Ne kadri, ne de kıymeti.
İnsanların görünmeyen özüne yerleşti sevgi böylece
Dillere dolandı, hece oldu kelimelere,
Yüreklere dayandı sevda oldu,
aşk oldu…
Hikayelere konu oldu, destanlara ise ağıt.
Kopamadı insanın koynundan asılı kaldı bir umut.
Kendi başına yol bulamadı alem de,
Süzüldü insanın en derin yerine.
Derinlere vurdu olmadı, dibe daldı batmadı.
Sular, sellere karıştı boğulmadı.
Çıktı suyun yüzüne.
Attı uçurumlardan nefrete siper edip, kendini.
Lakin tekti sevgi nefretin yanında ebedi…
Girmedi bir gönlün kafesine,
Düşmedi yokluğun heybesine.
Yürüdü daima kendi yolunda,
Olmadı kendini bilmezin nefsine esir…
Aramadı bir hazine açgözlülükle kendisine,
Varamasa bile gerçek bir dostun hanesine
Yılmadı yinede aradı bir değer…
Gözlerinden düşse de zaman zaman elem ile keder.
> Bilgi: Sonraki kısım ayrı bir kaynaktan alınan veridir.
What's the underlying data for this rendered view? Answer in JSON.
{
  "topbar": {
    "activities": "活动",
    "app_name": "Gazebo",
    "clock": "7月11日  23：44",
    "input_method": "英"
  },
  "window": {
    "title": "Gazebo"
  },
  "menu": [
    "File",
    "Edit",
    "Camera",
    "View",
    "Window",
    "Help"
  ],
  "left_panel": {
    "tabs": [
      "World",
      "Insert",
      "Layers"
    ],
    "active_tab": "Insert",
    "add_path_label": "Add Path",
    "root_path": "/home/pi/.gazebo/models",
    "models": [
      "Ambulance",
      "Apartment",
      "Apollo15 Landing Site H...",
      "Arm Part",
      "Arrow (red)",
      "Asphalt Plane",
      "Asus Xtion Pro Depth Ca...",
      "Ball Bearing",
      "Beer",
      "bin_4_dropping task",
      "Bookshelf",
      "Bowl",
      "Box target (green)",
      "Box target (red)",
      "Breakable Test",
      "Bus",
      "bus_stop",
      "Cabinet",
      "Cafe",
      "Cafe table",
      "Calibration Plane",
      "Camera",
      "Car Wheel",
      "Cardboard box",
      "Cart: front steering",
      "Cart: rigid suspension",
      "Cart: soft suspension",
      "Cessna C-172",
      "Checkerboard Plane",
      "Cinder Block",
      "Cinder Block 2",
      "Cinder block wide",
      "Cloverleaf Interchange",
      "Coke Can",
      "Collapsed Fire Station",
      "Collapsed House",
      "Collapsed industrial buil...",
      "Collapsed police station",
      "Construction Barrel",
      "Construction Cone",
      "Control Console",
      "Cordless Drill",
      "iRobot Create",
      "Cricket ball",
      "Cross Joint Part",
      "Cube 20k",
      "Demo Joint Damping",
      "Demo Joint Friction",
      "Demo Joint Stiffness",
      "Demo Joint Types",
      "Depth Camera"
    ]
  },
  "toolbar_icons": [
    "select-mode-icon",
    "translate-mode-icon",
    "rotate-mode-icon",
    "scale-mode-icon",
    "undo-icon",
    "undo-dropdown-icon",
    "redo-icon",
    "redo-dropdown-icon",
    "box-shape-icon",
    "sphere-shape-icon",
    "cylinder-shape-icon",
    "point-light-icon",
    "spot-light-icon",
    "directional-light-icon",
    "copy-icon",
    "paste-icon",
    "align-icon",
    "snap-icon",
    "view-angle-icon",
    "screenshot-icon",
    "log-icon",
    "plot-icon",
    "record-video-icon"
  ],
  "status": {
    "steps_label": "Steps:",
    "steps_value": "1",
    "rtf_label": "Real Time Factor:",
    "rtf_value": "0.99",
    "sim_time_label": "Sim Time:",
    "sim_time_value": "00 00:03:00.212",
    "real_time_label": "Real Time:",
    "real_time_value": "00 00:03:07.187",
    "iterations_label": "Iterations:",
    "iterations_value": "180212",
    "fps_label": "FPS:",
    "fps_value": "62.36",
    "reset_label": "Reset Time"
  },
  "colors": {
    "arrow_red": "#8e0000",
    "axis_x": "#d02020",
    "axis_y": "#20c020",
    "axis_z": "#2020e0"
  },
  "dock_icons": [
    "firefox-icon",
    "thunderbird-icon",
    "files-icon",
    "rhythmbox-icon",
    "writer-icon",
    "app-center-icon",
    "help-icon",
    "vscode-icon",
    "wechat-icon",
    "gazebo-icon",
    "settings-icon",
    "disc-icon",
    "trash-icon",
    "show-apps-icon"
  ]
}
Gönlünde idi sevgiye dair cümleler…
Sevgiydi vurulmazdı bir terazinin kefesine
Alınıp satılmazdı pazarda üç otuz niyetine.
Akıl almazdı varlığı bir yol sanıp, ardı sıra düşenlerin işine.
Sevgiydi sevdayı da alırdı yanına bildiği gidişe.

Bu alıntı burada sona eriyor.